2. PROCEDURE Relate this experience to the iniatiating activity and review the clues that made it possible to complete the picture

Give instructions to students: a. Point out areas A, B, D, D and relate it to Wegener's Theory. b. Students hould color the sections to match the letters of the alphabet. c. Cut the land masses and transfer to a blank sheet of paper. d. Move landmasses around to complete one supercontinent. e. Complete to get the best fit possible to form Pangaea and supprot Wegener's Theory.
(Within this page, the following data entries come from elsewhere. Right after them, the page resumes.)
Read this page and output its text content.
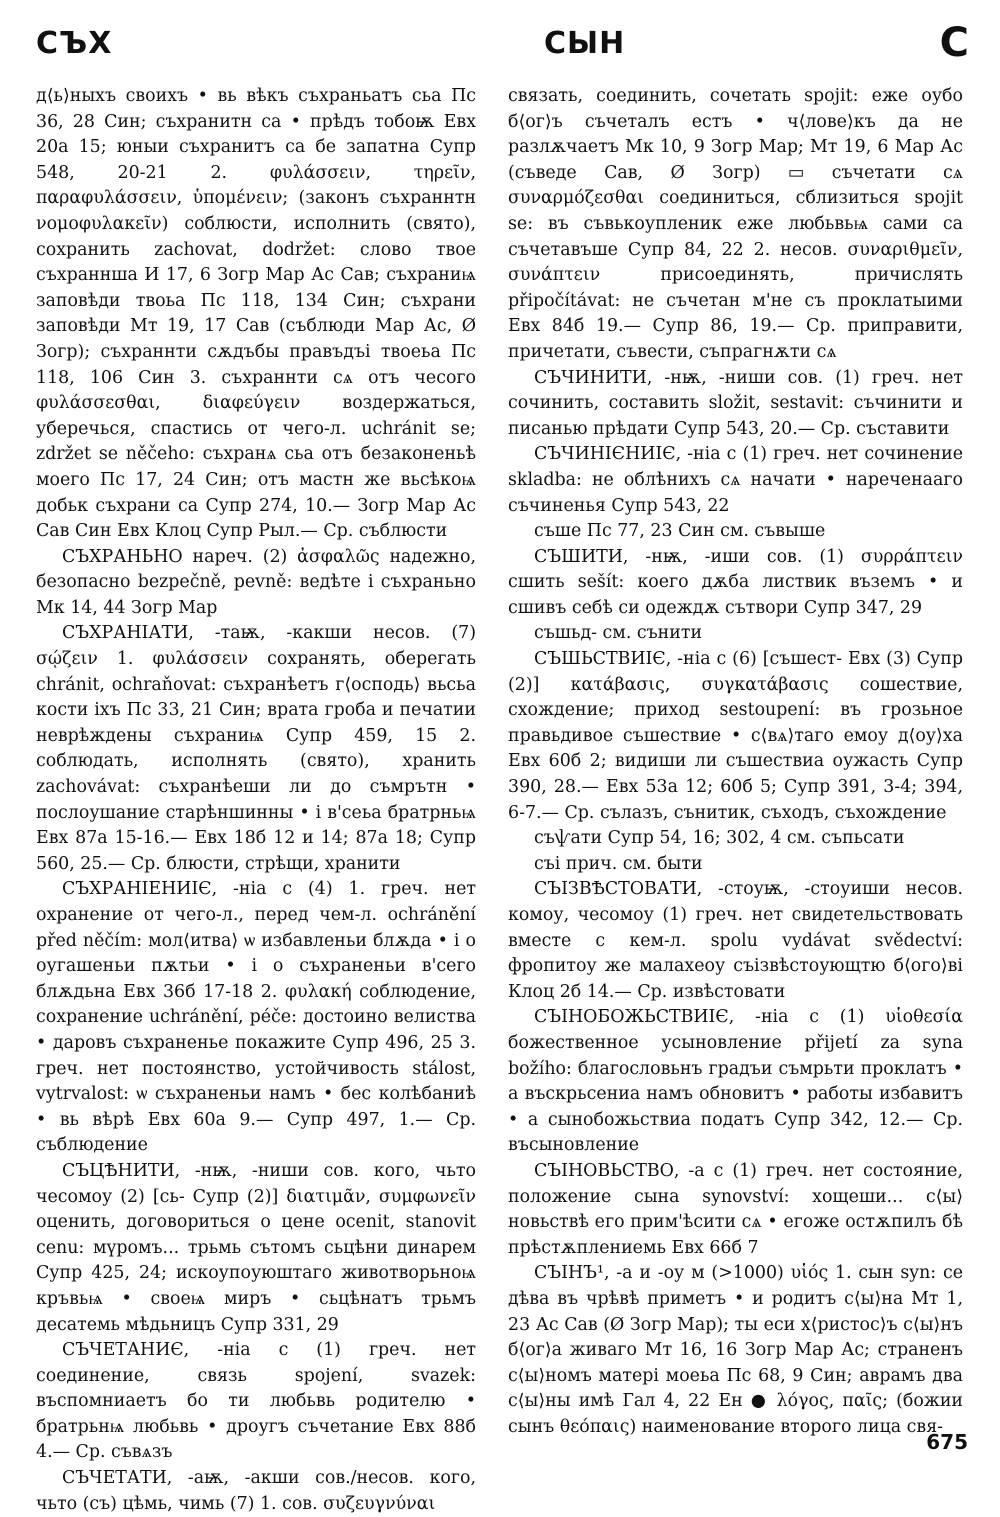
СЪХ	СЫН	С

д⟨ь⟩ныхъ своихъ • вь вѣкъ съхраньатъ сьа Пс 36, 28 Син; съхранитн са • прѣдъ тобоѭ Евх 20а 15; юныи съхранитъ са бе запатна Супр 548, 20-21 2. φυλάσσειν, τηρεῖν, παραφυλάσσειν, ὑπομένειν; (законъ съхраннтн νομοφυλακεῖν) соблюсти, исполнить (свято), сохранить zachovat, dodržet: слово твое съхраннша И 17, 6 Зогр Мар Ас Сав; съхраниѩ заповѣди твоьа Пс 118, 134 Син; съхрани заповѣди Мт 19, 17 Сав (съблюди Мар Ас, Ø Зогр); съхраннти сѫдъбы правъдъі твоеьа Пс 118, 106 Син 3. съхраннти сѧ отъ чесого φυλάσσεσθαι, διαφεύγειν воздержаться, уберечься, спастись от чего-л. uchránit se; zdržet se něčeho: съхранѧ сьа отъ безаконеньѣ моего Пс 17, 24 Син; отъ мастн же вьсѣкоѩ добьк съхрани са Супр 274, 10.— Зогр Мар Ас Сав Син Евх Клоц Супр Рыл.— Ср. съблюсти

СЪХРАНЬНО нареч. (2) ἀσφαλῶς надежно, безопасно bezpečně, pevně: ведѣте і съхраньно Мк 14, 44 Зогр Мар

СЪХРАНІАТИ, -таѭ, -какши несов. (7) σῴζειν 1. φυλάσσειν сохранять, оберегать chránit, ochraňovat: съхранѣетъ г⟨осподь⟩ вьсьа кости іхъ Пс 33, 21 Син; врата гроба и печатии неврѣждены съхраниѩ Супр 459, 15 2. соблюдать, исполнять (свято), хранить zachovávat: съхранѣеши ли до съмрътн • послоушание старѣншинны • і в'сеьа братрньѩ Евх 87а 15-16.— Евх 18б 12 и 14; 87а 18; Супр 560, 25.— Ср. блюсти, стрѣщи, хранити

СЪХРАНІЕНИІЄ, -ніа с (4) 1. греч. нет охранение от чего-л., перед чем-л. ochránění před něčím: мол⟨итва⟩ ѡ избавленьи блѫда • і о оугашеньи пѫтьи • і о съхраненьи в'сего блѫдьна Евх 36б 17-18 2. φυλακή соблюдение, сохранение uchránění, péče: достоино велиства • даровъ съхраненье покажите Супр 496, 25 3. греч. нет постоянство, устойчивость stálost, vytrvalost: ѡ съхраненьи намъ • бес колѣбаниѣ • вь вѣрѣ Евх 60а 9.— Супр 497, 1.— Ср. съблюдение

СЪЦѢНИТИ, -нѭ, -ниши сов. кого, чьто чесомоу (2) [сь- Супр (2)] διατιμᾶν, συμφωνεῖν оценить, договориться о цене ocenit, stanovit cenu: мүромъ... трьмь сътомъ сьцѣни динарем Супр 425, 24; искоупоуюштаго животворьноѩ кръвьѩ • своеѩ миръ • сьцѣнатъ трьмъ десатемь мѣдьницъ Супр 331, 29

СЪЧЕТАНИЄ, -ніа с (1) греч. нет соединение, связь spojení, svazek: въспомниаетъ бо ти любьвь родителю • братрьнѩ любьвь • дроугъ съчетание Евх 88б 4.— Ср. съвѧзъ

СЪЧЕТАТИ, -аѭ, -акши сов./несов. кого, чьто (съ) цѣмь, чимь (7) 1. сов. συζευγνύναι

связать, соединить, сочетать spojit: еже оубо б⟨ог⟩ъ съчеталъ естъ • ч⟨лове⟩къ да не разлѫчаетъ Мк 10, 9 Зогр Мар; Мт 19, 6 Мар Ас (съведе Сав, Ø Зогр) ▭ съчетати сѧ συναρμόζεσθαι соединиться, сблизиться spojit se: въ съвькоупленик еже любьвьѩ сами са съчетавъше Супр 84, 22 2. несов. συναριθμεῖν, συνάπτειν присоединять, причислять připočítávat: не съчетан м'не съ проклатыими Евх 84б 19.— Супр 86, 19.— Ср. приправити, причетати, съвести, съпрагнѫти сѧ

СЪЧИНИТИ, -нѭ, -ниши сов. (1) греч. нет сочинить, составить složit, sestavit: съчинити и писанью прѣдати Супр 543, 20.— Ср. съставити

СЪЧИНІЄНИІЄ, -ніа с (1) греч. нет сочинение skladba: не облѣнихъ сѧ начати • нареченааго съчиненья Супр 543, 22

съше Пс 77, 23 Син см. съвыше

СЪШИТИ, -нѭ, -иши сов. (1) συρράπτειν сшить sešít: коего дѫба листвик въземъ • и сшивъ себѣ си одеждѫ сътвори Супр 347, 29

съшьд- см. сънити

СЪШЬСТВИІЄ, -ніа с (6) [съшест- Евх (3) Супр (2)] κατάβασις, συγκατάβασις сошествие, схождение; приход sestoupení: въ грозьное правьдивое съшествие • с⟨вѧ⟩таго емоу д⟨оу⟩ха Евх 60б 2; видиши ли съшествиа оужасть Супр 390, 28.— Евх 53а 12; 60б 5; Супр 391, 3-4; 394, 6-7.— Ср. сълазъ, сънитик, съходъ, съхождение

съѱати Супр 54, 16; 302, 4 см. съпьсати

съі прич. см. быти

СЪІЗВѢСТОВАТИ, -стоуѭ, -стоуиши несов. комоу, чесомоу (1) греч. нет свидетельствовать вместе с кем-л. spolu vydávat svědectví: фропитоу же малахеоу съізвѣстоующтю б⟨ого⟩ві Клоц 2б 14.— Ср. извѣстовати

СЪІНОБОЖЬСТВИІЄ, -ніа с (1) υἱοθεσία божественное усыновление přijetí za syna božího: благословьнъ градъи съмрьти проклатъ • а въскрьсениа намъ обновитъ • работы избавитъ • а сынобожьствиа податъ Супр 342, 12.— Ср. въсыновление

СЪІНОВЬСТВО, -а с (1) греч. нет состояние, положение сына synovství: хощеши... с⟨ы⟩новьствѣ его прим'ѣсити сѧ • егоже остѫпилъ бѣ прѣстѫплениемь Евх 66б 7

СЪІНЪ¹, -а и -оу м (>1000) υἱός 1. сын syn: се дѣва въ чрѣвѣ приметъ • и родитъ с⟨ы⟩на Мт 1, 23 Ас Сав (Ø Зогр Мар); ты еси х⟨ристос⟩ъ с⟨ы⟩нъ б⟨ог⟩а живаго Мт 16, 16 Зогр Мар Ас; страненъ с⟨ы⟩номъ матері моеьа Пс 68, 9 Син; аврамъ два с⟨ы⟩ны имѣ Гал 4, 22 Ен ● λόγος, παῖς; (божии сынъ θεόπαις) наименование второго лица свя-

675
3. INSTRUCTIONAL/ENVIRONMENTAL MODIFICATIONS
Use of an Atlas to aid those students having difficulty fitting the landmasses together, allow students to work with a partner

4. TIME REQUIRED
Planning: 1 hour

Implementation: one 40 minute class period

Assessment: 5-8 minutes/paper 1

5. RESOURCES
Student: colored pencils, scissors, copy of land masses, glue, sheet of construction paper, Atlas

Teacher: overhead copy of land masses, wall map or globe rubric

6. ASSESSMENT PLAN
Score 4: all 7 continents included, all rock formations joined, appropiate title spelled correctly, activity arranged neatly on paper

Score 3: 5-6 continents included, most rock formations joined, title somewhat connected to activity, some of the continents not glued properly

Score 2: 3-4 continents included, some rock formations joined, title not connected to activity, most of the continents not arranged neatly

Score 1: 0-2 continents included, none of the rock formations joined, activity does not have a title, paper is dirty and messy

7. STUDENT WORK
1 paper with #4 rating

1 paper with #2-3 rating

8. REFLECTION
Learning experience meets above criteria since students analyze a theory and the elements that support or discredit the theory of Alfred Wegoner. They prove or disprove an hypothesis and evaluate their conclusion. It supports the standards of scientific inquiry in that the explanation of a natural phenonmena is developed in a creative process. All the students are actively engages in the process.

Materials are from the Scientific Discovery with the Laser Disc. It is published by Silver Burdett and this experiement correlates with materials presented on the disc.